Simply Statistics A statistics blog by Rafa Irizarry, Roger Peng, and Jeff Leek

How do you know if someone is great at data analysis?

Consider this exercise. Come up with a list of the top 5 people that you think are really good at data analysis.

There’s one catch: They have to be people that you’ve never met nor have had any sort of personal interaction with (e.g. email, chat, etc.). So basically people who have written papers/books you’ve read or have given talks you’ve seen or that you know through other publicly available information. Who comes to mind? It’s okay to include people who are no longer living.

The other day I was thinking about the people who I think are really good at data analysis and it occurred to me that they were all people I knew. So I started thinking about people that I don’t know (and there are many) but are equally good at data analysis. This turned out to be much harder than I thought. And I’m sure it’s not because they don’t exist, it’s just because I think good data analysis chops are hard to evaluate from afar using the standard methods by which we evaluate people.

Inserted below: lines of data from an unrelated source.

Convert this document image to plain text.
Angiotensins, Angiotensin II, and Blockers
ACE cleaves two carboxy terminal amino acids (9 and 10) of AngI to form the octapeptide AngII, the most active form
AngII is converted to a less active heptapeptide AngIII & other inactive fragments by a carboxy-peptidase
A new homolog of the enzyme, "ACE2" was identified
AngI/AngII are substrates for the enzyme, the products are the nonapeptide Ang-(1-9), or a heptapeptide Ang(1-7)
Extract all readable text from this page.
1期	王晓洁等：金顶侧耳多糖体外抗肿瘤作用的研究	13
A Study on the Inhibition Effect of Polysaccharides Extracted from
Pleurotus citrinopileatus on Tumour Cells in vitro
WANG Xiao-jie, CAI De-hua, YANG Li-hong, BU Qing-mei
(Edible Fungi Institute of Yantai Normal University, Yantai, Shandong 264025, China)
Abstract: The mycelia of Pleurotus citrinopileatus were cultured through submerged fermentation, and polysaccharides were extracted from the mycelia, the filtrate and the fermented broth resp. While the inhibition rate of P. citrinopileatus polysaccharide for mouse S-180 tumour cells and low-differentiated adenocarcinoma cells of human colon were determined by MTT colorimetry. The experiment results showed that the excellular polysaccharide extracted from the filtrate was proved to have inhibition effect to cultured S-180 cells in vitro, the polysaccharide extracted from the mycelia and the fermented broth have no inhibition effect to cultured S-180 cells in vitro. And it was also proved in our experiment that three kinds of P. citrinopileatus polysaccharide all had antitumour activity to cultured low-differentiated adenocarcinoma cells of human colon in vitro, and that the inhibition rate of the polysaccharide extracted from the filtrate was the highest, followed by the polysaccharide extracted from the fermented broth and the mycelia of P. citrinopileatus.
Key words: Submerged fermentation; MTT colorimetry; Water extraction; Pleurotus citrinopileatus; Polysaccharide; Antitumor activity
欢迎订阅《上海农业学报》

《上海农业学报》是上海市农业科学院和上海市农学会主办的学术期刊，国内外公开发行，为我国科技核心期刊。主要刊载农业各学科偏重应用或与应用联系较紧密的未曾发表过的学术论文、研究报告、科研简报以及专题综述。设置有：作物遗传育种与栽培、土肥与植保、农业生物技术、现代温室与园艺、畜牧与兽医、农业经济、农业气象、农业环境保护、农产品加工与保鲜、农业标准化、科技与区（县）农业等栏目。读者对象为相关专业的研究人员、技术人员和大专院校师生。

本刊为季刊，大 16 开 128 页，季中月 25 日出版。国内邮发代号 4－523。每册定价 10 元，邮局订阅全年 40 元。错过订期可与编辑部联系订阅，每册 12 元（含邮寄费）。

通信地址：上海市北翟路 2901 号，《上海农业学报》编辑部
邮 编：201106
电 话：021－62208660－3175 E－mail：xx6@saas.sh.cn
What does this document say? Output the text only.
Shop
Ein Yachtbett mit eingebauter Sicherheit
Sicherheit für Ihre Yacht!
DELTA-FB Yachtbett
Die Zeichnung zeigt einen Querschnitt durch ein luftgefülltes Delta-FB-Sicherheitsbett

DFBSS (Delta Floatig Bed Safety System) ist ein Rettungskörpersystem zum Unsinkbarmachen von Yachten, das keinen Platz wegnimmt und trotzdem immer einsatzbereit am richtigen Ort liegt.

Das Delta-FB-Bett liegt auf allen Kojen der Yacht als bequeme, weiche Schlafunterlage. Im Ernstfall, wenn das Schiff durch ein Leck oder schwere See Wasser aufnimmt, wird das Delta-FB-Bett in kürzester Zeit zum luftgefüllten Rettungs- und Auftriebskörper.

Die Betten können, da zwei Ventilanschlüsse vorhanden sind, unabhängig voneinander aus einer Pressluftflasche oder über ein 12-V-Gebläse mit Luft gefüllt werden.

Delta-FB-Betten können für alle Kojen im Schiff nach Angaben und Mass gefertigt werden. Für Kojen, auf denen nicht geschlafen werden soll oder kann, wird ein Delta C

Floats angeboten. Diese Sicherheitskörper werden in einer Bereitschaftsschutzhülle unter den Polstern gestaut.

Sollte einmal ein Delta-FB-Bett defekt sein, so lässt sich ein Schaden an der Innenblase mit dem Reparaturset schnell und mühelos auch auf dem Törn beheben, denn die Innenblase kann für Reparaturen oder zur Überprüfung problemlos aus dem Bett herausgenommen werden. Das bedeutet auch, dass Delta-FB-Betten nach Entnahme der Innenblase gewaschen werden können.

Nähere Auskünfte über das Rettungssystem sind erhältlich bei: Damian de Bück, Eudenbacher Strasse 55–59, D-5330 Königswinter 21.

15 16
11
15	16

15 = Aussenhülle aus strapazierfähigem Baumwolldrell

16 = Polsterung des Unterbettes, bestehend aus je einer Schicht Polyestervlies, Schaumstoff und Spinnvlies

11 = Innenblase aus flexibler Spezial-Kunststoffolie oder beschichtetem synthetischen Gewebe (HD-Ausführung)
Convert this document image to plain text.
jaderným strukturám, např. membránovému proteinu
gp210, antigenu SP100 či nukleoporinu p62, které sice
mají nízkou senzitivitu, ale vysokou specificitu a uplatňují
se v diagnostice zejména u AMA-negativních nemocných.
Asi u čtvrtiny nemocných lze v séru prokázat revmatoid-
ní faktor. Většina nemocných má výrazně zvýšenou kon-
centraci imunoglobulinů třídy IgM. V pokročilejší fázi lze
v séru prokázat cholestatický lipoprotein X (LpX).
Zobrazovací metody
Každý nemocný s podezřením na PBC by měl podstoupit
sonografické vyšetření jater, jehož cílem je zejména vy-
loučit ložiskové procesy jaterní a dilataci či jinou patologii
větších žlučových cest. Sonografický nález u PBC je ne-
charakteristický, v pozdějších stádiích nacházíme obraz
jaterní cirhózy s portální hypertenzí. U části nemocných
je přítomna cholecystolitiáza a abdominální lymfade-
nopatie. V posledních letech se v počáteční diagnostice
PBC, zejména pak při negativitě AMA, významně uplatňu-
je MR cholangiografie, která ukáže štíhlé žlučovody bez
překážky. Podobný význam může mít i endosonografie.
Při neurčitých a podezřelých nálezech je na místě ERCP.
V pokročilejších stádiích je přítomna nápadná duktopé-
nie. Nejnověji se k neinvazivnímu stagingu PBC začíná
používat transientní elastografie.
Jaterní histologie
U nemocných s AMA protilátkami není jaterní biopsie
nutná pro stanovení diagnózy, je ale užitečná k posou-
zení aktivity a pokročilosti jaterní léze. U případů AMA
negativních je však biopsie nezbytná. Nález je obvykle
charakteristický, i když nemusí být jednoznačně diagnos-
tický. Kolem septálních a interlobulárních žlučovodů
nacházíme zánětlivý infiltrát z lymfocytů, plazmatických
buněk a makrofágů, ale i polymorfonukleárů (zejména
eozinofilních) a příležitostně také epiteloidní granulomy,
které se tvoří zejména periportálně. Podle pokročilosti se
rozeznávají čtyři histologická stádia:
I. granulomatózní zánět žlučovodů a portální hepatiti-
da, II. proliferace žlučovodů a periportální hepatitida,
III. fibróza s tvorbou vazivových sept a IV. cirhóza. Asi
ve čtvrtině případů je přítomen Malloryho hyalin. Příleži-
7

I think there are a few reasons. First, people who are great at data analysis are likely not publishing papers or being productive in a manner that I, an outsider, would be able to observe. If they’re working at a pharmaceutical company working on a new drug or at some fancy new startup company, there’s no way I’m ever going to know about it unless I’m directly involved.

Another reason is that even for people who are well-known scientists or statisticians, the products they produce don’t really highlight the difficulties overcome in data analysis. For example, many good papers in the statistics literature will describe a new method with brief reference to the data that inspired the method’s development. In those cases, the data analysis usually appears obvious, as most things do after they’ve been done. Furthermore, papers usually exclude all the painful details about merging, cleaning, and inspecting the data as well as all the other things you tried that didn’t work. Papers in the substantive literature have a similar problem, which is that they focus on a scientific problem of interest and the analysis of the data is secondary.

As skills in data analysis become more important, it seems odd to me that we don’t have a great way to evaluate a person’s ability to do it as we do in other areas.